Робот и Мади взялись за дело, и через пять минут появился результат: летучий скат был заражен вирусом Стики. Видимо, серое пятно на коже появилось неспроста.
– Вирус у него есть, но нет ни большого живота, ни канала от многоножки, ни чешуи, – заговорила девчонка. – И скаты не могли проделать эти каналы в человеческих животах, они туда не поместятся!
Бентоль слушал молча. Когда-то на «Страннике» он думал, что избавится от девчонки сразу же, как только окажется на Стике. Но, она действительно оказалась космобиологом, хоть и отвлекалась без конца на разные ненаучные глупости. Бентоль не мог и не хотел обходиться без нее в исследованиях – рядом всегда должен быть кто-то, к кому можно без опаски повернуться спиной! В общем, девчонка делала свое дело, а у него главное было впереди.
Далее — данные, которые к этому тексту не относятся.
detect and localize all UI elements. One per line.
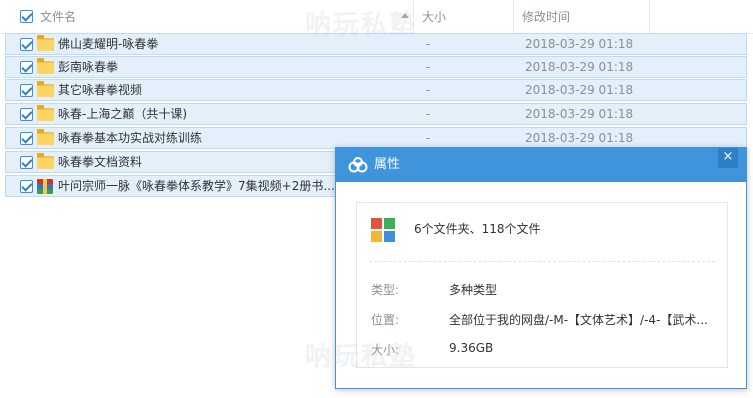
file-date: 2018-03-29 01:18 — [525, 131, 634, 145]
file-row[interactable]: 咏春拳基本功实战对练训练 - 2018-03-29 01:18 — [5, 127, 747, 149]
file-date: 2018-03-29 01:18 — [525, 60, 634, 74]
row-checkbox[interactable] — [20, 180, 33, 193]
column-header-name[interactable]: 文件名 — [20, 0, 414, 34]
file-size: - — [426, 83, 431, 97]
column-header-date-label: 修改时间 — [522, 10, 571, 24]
close-icon[interactable]: × — [718, 148, 738, 168]
file-name[interactable]: 佛山麦耀明-咏春拳 — [58, 34, 158, 54]
dialog-title: 属性 — [374, 157, 401, 172]
sort-ascending-icon[interactable] — [401, 13, 409, 18]
file-name[interactable]: 咏春拳基本功实战对练训练 — [58, 128, 202, 148]
column-header-size-label: 大小 — [422, 10, 447, 24]
file-name[interactable]: 叶问宗师一脉《咏春拳体系教学》7集视频+2册书.... — [58, 176, 339, 196]
file-date: 2018-03-29 01:18 — [525, 37, 634, 51]
file-list-header: 文件名 大小 修改时间 — [0, 0, 753, 34]
type-label: 类型: — [371, 283, 400, 297]
file-date: 2018-03-29 01:18 — [525, 107, 634, 121]
file-name[interactable]: 其它咏春拳视频 — [58, 80, 142, 100]
location-label: 位置: — [371, 313, 400, 327]
file-date: 2018-03-29 01:18 — [525, 83, 634, 97]
size-label: 大小: — [371, 343, 400, 357]
row-checkbox[interactable] — [20, 84, 33, 97]
divider — [369, 261, 715, 262]
file-name[interactable]: 彭南咏春拳 — [58, 57, 118, 77]
folder-icon — [37, 129, 54, 145]
file-row[interactable]: 佛山麦耀明-咏春拳 - 2018-03-29 01:18 — [5, 33, 747, 55]
type-value: 多种类型 — [449, 283, 498, 297]
folder-icon — [37, 105, 54, 121]
row-checkbox[interactable] — [20, 108, 33, 121]
cloud-logo-icon — [348, 157, 368, 173]
folder-icon — [37, 153, 54, 169]
file-name[interactable]: 咏春-上海之巅（共十课) — [58, 104, 187, 124]
file-name[interactable]: 咏春拳文档资料 — [58, 152, 142, 172]
file-size: - — [426, 37, 431, 51]
archive-icon — [37, 179, 53, 194]
dialog-titlebar[interactable]: 属性 × — [336, 148, 746, 182]
row-checkbox[interactable] — [20, 156, 33, 169]
location-value[interactable]: 全部位于我的网盘/-M-【文体艺术】/-4-【武术... — [449, 311, 717, 328]
folder-icon — [37, 35, 54, 51]
file-row[interactable]: 咏春-上海之巅（共十课) - 2018-03-29 01:18 — [5, 103, 747, 125]
file-row[interactable]: 彭南咏春拳 - 2018-03-29 01:18 — [5, 56, 747, 78]
selection-summary: 6个文件夹、118个文件 — [414, 222, 541, 236]
size-value: 9.36GB — [449, 341, 494, 355]
properties-dialog: 属性 × 6个文件夹、118个文件 类型: 多种类型 位置: 全部位于我的网盘/… — [335, 147, 747, 389]
row-checkbox[interactable] — [20, 132, 33, 145]
column-header-date[interactable]: 修改时间 — [514, 0, 650, 34]
multiple-types-icon — [371, 218, 395, 242]
file-row[interactable]: 其它咏春拳视频 - 2018-03-29 01:18 — [5, 79, 747, 101]
row-checkbox[interactable] — [20, 38, 33, 51]
file-size: - — [426, 60, 431, 74]
column-header-size[interactable]: 大小 — [414, 0, 514, 34]
column-header-name-label: 文件名 — [40, 10, 77, 24]
file-size: - — [426, 107, 431, 121]
row-checkbox[interactable] — [20, 61, 33, 74]
folder-icon — [37, 81, 54, 97]
file-size: - — [426, 131, 431, 145]
folder-icon — [37, 58, 54, 74]
dialog-body: 6个文件夹、118个文件 类型: 多种类型 位置: 全部位于我的网盘/-M-【文… — [356, 202, 728, 368]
Профессор Данилевский за все дни ни разу не появился в мираже – ни среди сопровождающих богини, ни среди прохожих на единственной улице Сомервиля. Надо было всерьез браться за его поиски. Вряд ли он жил в увитом цветами доме, где Тийя-Лорелея принимала своих проповедников, но начинать надо было именно с нее.
К Лорелее Бентоль отправился в сумерках, предупредив Мади, что летит в Сомервиль и вернется утром. Девчонка помрачнела, притихла и уткнулась в глазок микроскопа, но ему было не до женских глупостей. Первый надел новый комбинезон, разложил по карманам пояса микрокомп, лучевик и усиленную биоволновую дугу. Черные тучи уже собирались над круглыми вершинами леса, но в небе еще сияла ровная полоса Колец Стики. Других звезд еще не было видно, из леса тянуло сыростью, издалека доносился гром. Включив на ночь локатор грузовика и грависвязь, Бентоль вывел свое уникрыло и поднялся в воздух, держась над самыми макушками аморфитов. До города было тридцать километров, для крыла современной модели десять минут полета, но открыто являться в город он не хотел. Мало ли что подумают замороченные внушением поклонники богини! Если у них еще осталось, чем думать, конечно.
Тучи были еще далеко. Бентоль замедлил полет, крыло зависло над лесом, а потом аккуратно село между гигантскими аморфитами. Едва видная в полутьме тропа, пробитая кавинами, вела по оврагу к реке. Первый раздвигал крупные аморфиты и обрывал лианы, спускался в овраги и перепрыгивал через изгибы ручья. Гроза приближалась, духота давила, как переход в засвет. Бентоль расстегнул комбинезон, но снимать не стал – разносчики вируса водились именно в таких оврагах.